Design meets science: advice from Amanda Phingbodhipakkiya

The design strategist with a background in neuroscience shares her thoughts on cross-discipline work and innovation

Amanda Phingbodhipakkiya, design strategist and creator of The Leading Strand, visited Microsoft to share the story behind Beyond Curie, a design project that celebrates the “badass women” in science, technology, engineering, and mathematics (STEM). During her talk with employees, Phingbodhipakkiya also discussed how she combines science and design to visually explain complex research to a wider audience.

Before Phingbodhipakkiya took the stage, employees Megan Carpenter and Conner Kutsunai caught up with her to talk about the importance of inclusion in cross-disciplinary work and how creativity helped her accomplish her goals.

Watch the backstage interview to learn more, and check out the abridged transcript below.

YouTube Video

Conner Kutsunai: Amanda, you’re about to speak a room full of Microsoft employees. What are you hoping we all take away?

Amanda Phingbodhipakkiya: For the past 1,000 years, we’ve made extraordinary advances due to science that have changed the way we work, we live, and we play. Microsoft has done its part to do the same, and I hope that whoever hears this talk remembers that there’s always room to innovate and to break new ground, no matter what you’re doing.

Conner Kutsunai: At Microsoft, we talk a lot about inclusion—coming as you are and really doing what you love.

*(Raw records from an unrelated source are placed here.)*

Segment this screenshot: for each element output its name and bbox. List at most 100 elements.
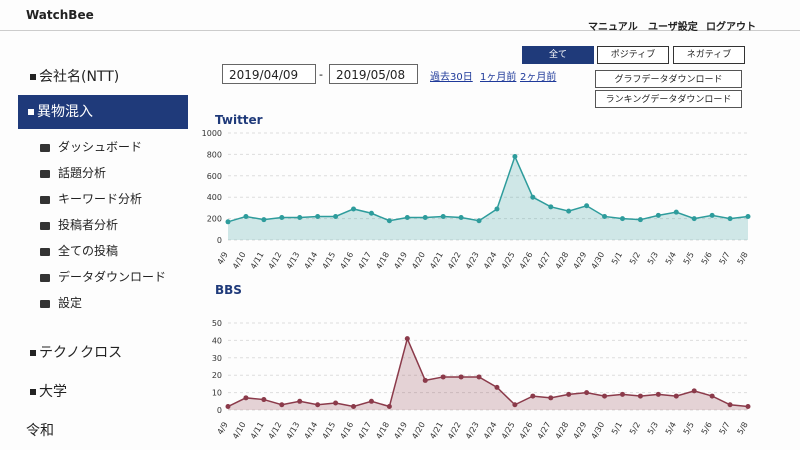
- company-label: 会社名(NTT): [39, 69, 120, 85]
- point: [261, 397, 267, 403]
- date-separator: -: [319, 68, 323, 81]
- point: [619, 216, 625, 222]
- y-tick-label: 40: [212, 336, 222, 345]
- y-tick-label: 200: [207, 215, 222, 224]
- menu-item[interactable]: 設定: [40, 294, 82, 311]
- manual-link[interactable]: マニュアル: [588, 22, 638, 33]
- chart-title: BBS: [215, 283, 242, 297]
- menu-item[interactable]: データダウンロード: [40, 268, 166, 285]
- point: [476, 218, 482, 224]
- logout-link[interactable]: ログアウト: [706, 22, 756, 33]
- point: [584, 203, 590, 209]
- x-tick-label: 4/11: [249, 251, 266, 271]
- point: [566, 208, 572, 214]
- preset-link[interactable]: 1ヶ月前: [480, 72, 517, 83]
- x-tick-label: 5/2: [628, 421, 642, 437]
- x-tick-label: 4/16: [338, 251, 355, 271]
- menu-item[interactable]: 全ての投稿: [40, 242, 118, 259]
- x-tick-label: 4/10: [231, 251, 248, 271]
- x-tick-label: 4/26: [518, 421, 535, 441]
- point: [351, 206, 357, 212]
- x-tick-label: 4/19: [392, 251, 409, 271]
- chart-title: Twitter: [215, 113, 263, 127]
- point: [225, 219, 231, 225]
- preset-link[interactable]: 過去30日: [430, 72, 473, 83]
- x-tick-label: 4/20: [410, 421, 427, 441]
- x-tick-label: 5/4: [664, 251, 678, 267]
- x-tick-label: 4/26: [518, 251, 535, 271]
- point: [727, 402, 733, 408]
- other-item[interactable]: テクノクロス: [30, 342, 122, 362]
- x-tick-label: 5/5: [682, 421, 696, 437]
- point: [476, 374, 482, 380]
- point: [440, 374, 446, 380]
- menu-item[interactable]: 投稿者分析: [40, 216, 118, 233]
- active-item[interactable]: 異物混入: [18, 95, 188, 129]
- point: [333, 213, 339, 219]
- x-tick-label: 5/7: [718, 251, 732, 267]
- x-tick-label: 4/22: [446, 251, 463, 271]
- menu-item[interactable]: ダッシュボード: [40, 138, 142, 155]
- point: [530, 393, 536, 399]
- x-tick-label: 4/17: [356, 251, 373, 271]
- point: [494, 206, 500, 212]
- user-settings-link[interactable]: ユーザ設定: [648, 22, 698, 33]
- other-label: 令和: [26, 423, 54, 439]
- y-tick-label: 0: [217, 406, 222, 415]
- x-tick-label: 5/2: [628, 251, 642, 267]
- x-tick-label: 4/29: [572, 251, 589, 271]
- point: [440, 213, 446, 219]
- x-tick-label: 4/17: [356, 421, 373, 441]
- x-tick-label: 4/27: [536, 421, 553, 441]
- point: [727, 216, 733, 222]
- x-tick-label: 4/23: [464, 251, 481, 271]
- menu-item[interactable]: 話題分析: [40, 164, 106, 181]
- x-tick-label: 5/3: [646, 421, 660, 437]
- point: [691, 216, 697, 222]
- y-tick-label: 50: [212, 319, 222, 328]
- other-item[interactable]: 大学: [30, 381, 67, 401]
- graph-download-button[interactable]: グラフデータダウンロード: [595, 70, 742, 88]
- tab-positive[interactable]: ポジティブ: [597, 46, 669, 64]
- point: [655, 212, 661, 218]
- x-tick-label: 4/30: [590, 251, 607, 271]
- x-tick-label: 4/28: [554, 421, 571, 441]
- menu-label: データダウンロード: [58, 270, 167, 284]
- point: [404, 336, 410, 342]
- y-tick-label: 30: [212, 354, 222, 363]
- x-tick-label: 4/18: [374, 421, 391, 441]
- point: [333, 400, 339, 406]
- menu-label: ダッシュボード: [58, 140, 143, 154]
- point: [637, 217, 643, 223]
- preset-link[interactable]: 2ヶ月前: [520, 72, 557, 83]
- other-item[interactable]: 令和: [26, 420, 54, 440]
- tab-all[interactable]: 全て: [522, 46, 594, 64]
- point: [494, 384, 500, 390]
- point: [386, 404, 392, 410]
- end-date-select[interactable]: 2019/05/08: [329, 64, 418, 84]
- ranking-download-button[interactable]: ランキングデータダウンロード: [595, 90, 742, 108]
- point: [243, 213, 249, 219]
- tab-negative[interactable]: ネガティブ: [673, 46, 745, 64]
- y-tick-label: 1000: [202, 129, 222, 138]
- start-date-select[interactable]: 2019/04/09: [222, 64, 316, 84]
- point: [458, 215, 464, 221]
- x-tick-label: 4/11: [249, 421, 266, 441]
- company-item[interactable]: 会社名(NTT): [30, 66, 119, 86]
- x-tick-label: 4/23: [464, 421, 481, 441]
- x-tick-label: 4/28: [554, 251, 571, 271]
- x-tick-label: 4/15: [321, 421, 338, 441]
- point: [458, 374, 464, 380]
- point: [261, 217, 267, 223]
- point: [745, 404, 751, 410]
- point: [602, 213, 608, 219]
- x-tick-label: 4/9: [216, 251, 230, 267]
- logo: WatchBee: [26, 8, 94, 22]
- point: [351, 404, 357, 410]
- x-tick-label: 4/10: [231, 421, 248, 441]
- x-tick-label: 4/25: [500, 251, 517, 271]
- x-tick-label: 4/12: [267, 251, 284, 271]
- menu-label: 全ての投稿: [58, 244, 119, 258]
- menu-item[interactable]: キーワード分析: [40, 190, 142, 207]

Can you talk about a time when inclusion impacted your work?

Amanda Phingbodhipakkiya: Inclusion is essential for cross-disciplinary work. It creates the most empathetic and strongest teams, and it allows for the most innovation.

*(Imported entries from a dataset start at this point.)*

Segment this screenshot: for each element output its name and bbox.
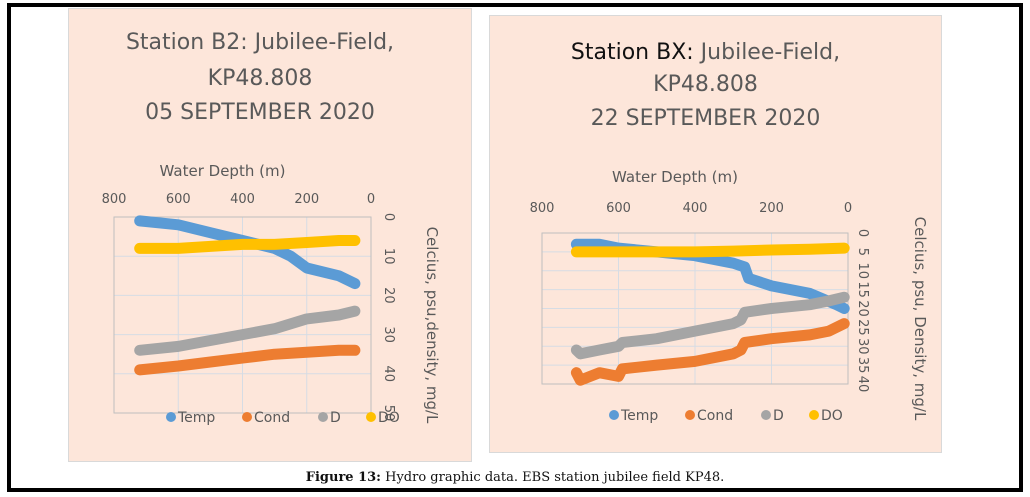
y-tick-label: 0	[381, 213, 396, 221]
legend-label-cond: Cond	[254, 410, 290, 426]
x-tick-label: 400	[230, 192, 255, 207]
caption-label: Figure 13:	[305, 470, 381, 485]
legend-label-cond: Cond	[697, 408, 733, 424]
y-axis-title: Celcius, psu,density, mg/L	[423, 227, 441, 424]
series-line-d	[134, 305, 361, 356]
x-tick-label: 200	[759, 201, 784, 216]
x-tick-label: 0	[844, 201, 852, 216]
series-line-cond	[134, 344, 361, 376]
plot-area	[113, 216, 372, 414]
figure-bottom-border	[7, 488, 1023, 492]
x-axis-title: Water Depth (m)	[160, 162, 286, 180]
series-line-do	[570, 242, 850, 258]
x-tick-label: 600	[166, 192, 191, 207]
y-tick-label: 40	[855, 376, 870, 393]
legend-label-d: D	[773, 408, 784, 424]
y-tick-label: 10	[855, 262, 870, 279]
legend-marker-temp	[609, 410, 619, 420]
legend-marker-cond	[685, 410, 695, 420]
figure-caption: Figure 13: Hydro graphic data. EBS stati…	[0, 470, 1030, 485]
legend-marker-cond	[242, 412, 252, 422]
chart-svg: Station BX: Jubilee-Field, KP48.808 22 SEP…	[530, 40, 929, 424]
chart-svg: Station B2: Jubilee-Field, KP48.808 05 SEP…	[102, 30, 441, 426]
series-line-cond	[570, 318, 850, 386]
legend-label-do: DO	[821, 408, 843, 424]
chart-title-line: KP48.808	[208, 66, 313, 91]
legend-label-d: D	[330, 410, 341, 426]
legend-marker-d	[318, 412, 328, 422]
x-tick-label: 0	[367, 192, 375, 207]
y-tick-label: 15	[855, 281, 870, 298]
legend-marker-d	[761, 410, 771, 420]
legend-marker-do	[366, 412, 376, 422]
legend-label-do: DO	[378, 410, 400, 426]
y-tick-label: 40	[381, 366, 396, 383]
y-tick-label: 50	[381, 405, 396, 422]
y-tick-label: 30	[381, 326, 396, 343]
chart-title-line: KP48.808	[653, 72, 758, 97]
y-tick-label: 20	[381, 287, 396, 304]
chart-title-line: Station BX: Jubilee-Field,	[571, 40, 840, 65]
chart-title-line: 22 SEPTEMBER 2020	[591, 106, 821, 131]
chart-panel-station-b2: Station B2: Jubilee-Field, KP48.808 05 SEP…	[68, 8, 472, 462]
y-axis-title: Celcius, psu, Density, mg/L	[911, 217, 929, 421]
legend-marker-temp	[166, 412, 176, 422]
chart-title-field: Jubilee-Field,	[694, 40, 840, 65]
chart-title-line: 05 SEPTEMBER 2020	[145, 100, 375, 125]
y-tick-label: 20	[855, 300, 870, 317]
chart-title-line: Station B2: Jubilee-Field,	[126, 30, 394, 55]
y-tick-label: 10	[381, 248, 396, 265]
x-axis-title: Water Depth (m)	[612, 168, 738, 186]
legend-label-temp: Temp	[620, 408, 658, 424]
y-tick-label: 25	[855, 319, 870, 336]
x-tick-label: 800	[530, 201, 555, 216]
x-tick-label: 200	[294, 192, 319, 207]
x-tick-label: 600	[606, 201, 631, 216]
y-tick-label: 30	[855, 338, 870, 355]
x-tick-label: 800	[102, 192, 127, 207]
y-tick-label: 35	[855, 357, 870, 374]
series-line-do	[134, 235, 361, 254]
y-tick-label: 0	[855, 229, 870, 237]
series-line-d	[570, 291, 850, 360]
chart-panel-station-bx: Station BX: Jubilee-Field, KP48.808 22 SEP…	[489, 15, 942, 453]
x-tick-label: 400	[683, 201, 708, 216]
legend-label-temp: Temp	[177, 410, 215, 426]
chart-title-station: Station BX:	[571, 40, 694, 65]
caption-text: Hydro graphic data. EBS station jubilee …	[380, 470, 725, 485]
legend-marker-do	[809, 410, 819, 420]
y-tick-label: 5	[855, 248, 870, 256]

Megan Carpenter: Another thing we talk about as a company is the idea of growth mindset: making mistakes, learning from those mistakes, and understanding you’re not always going to know the answer. Can you tell us about a time when you were wrong and what you learned from that moment?

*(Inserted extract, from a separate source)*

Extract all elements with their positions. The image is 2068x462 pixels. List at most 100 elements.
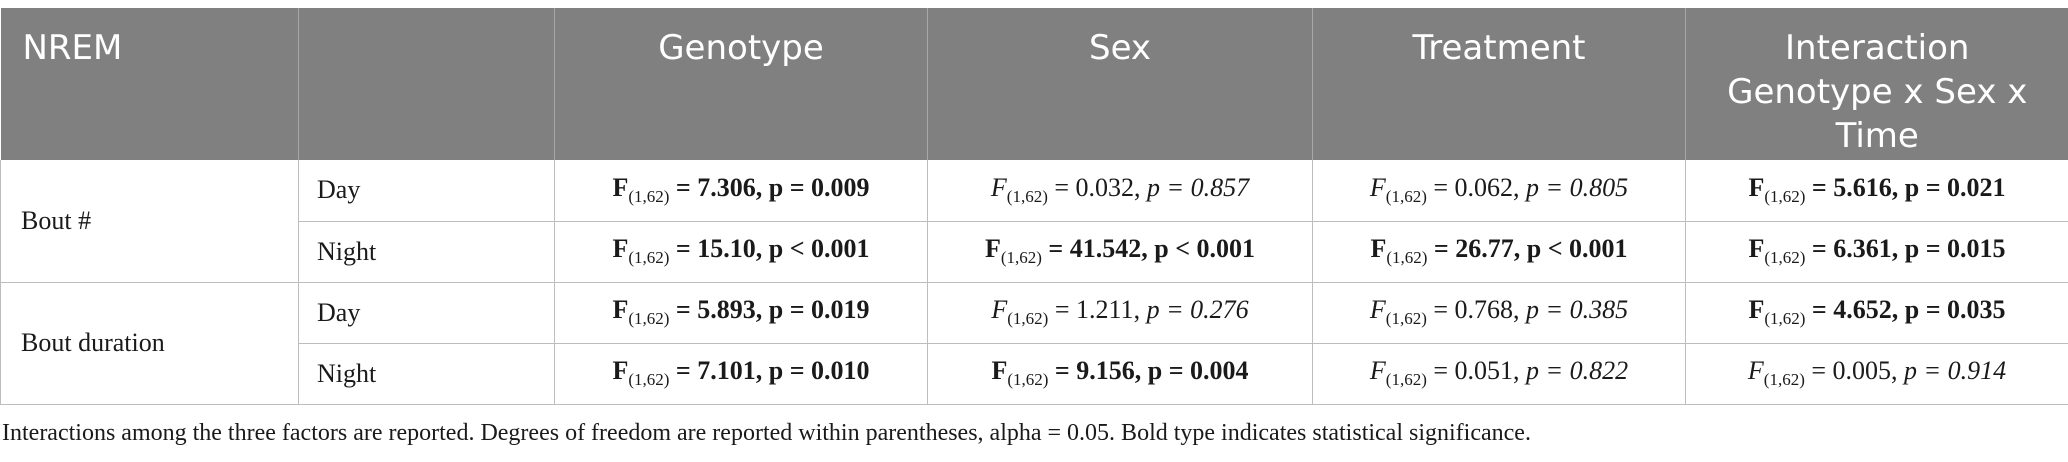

Amanda Phingbodhipakkiya: I used to think that you needed a lot of money and a lot of time and a lot of experience to do something big and impactful. But when I was able to incubate The Leading Strand at TED in just 13 short weeks and feel the community respond and benefit from what we had created, I realized that’s completely not true. You can accomplish so much with so little, if you hustle and have creativity and a lot a grit.

Conner Kutsunai: Lastly, if you became a Microsoft employee tomorrow, what would your title be and what would you want to work on?

Amanda Phingbodhipakkiya: [Laughing] I’m very happy at Capital One, thank you. But if I were to come to Microsoft, I would love to be the chief experiment officer. I’d like to connect with teams across the organization and really help them find out how they can experiment with whatever they are doing, explore new opportunities, connect with other teams, and see how there might be more collaboration.

Megan Carpenter: That would be awesome.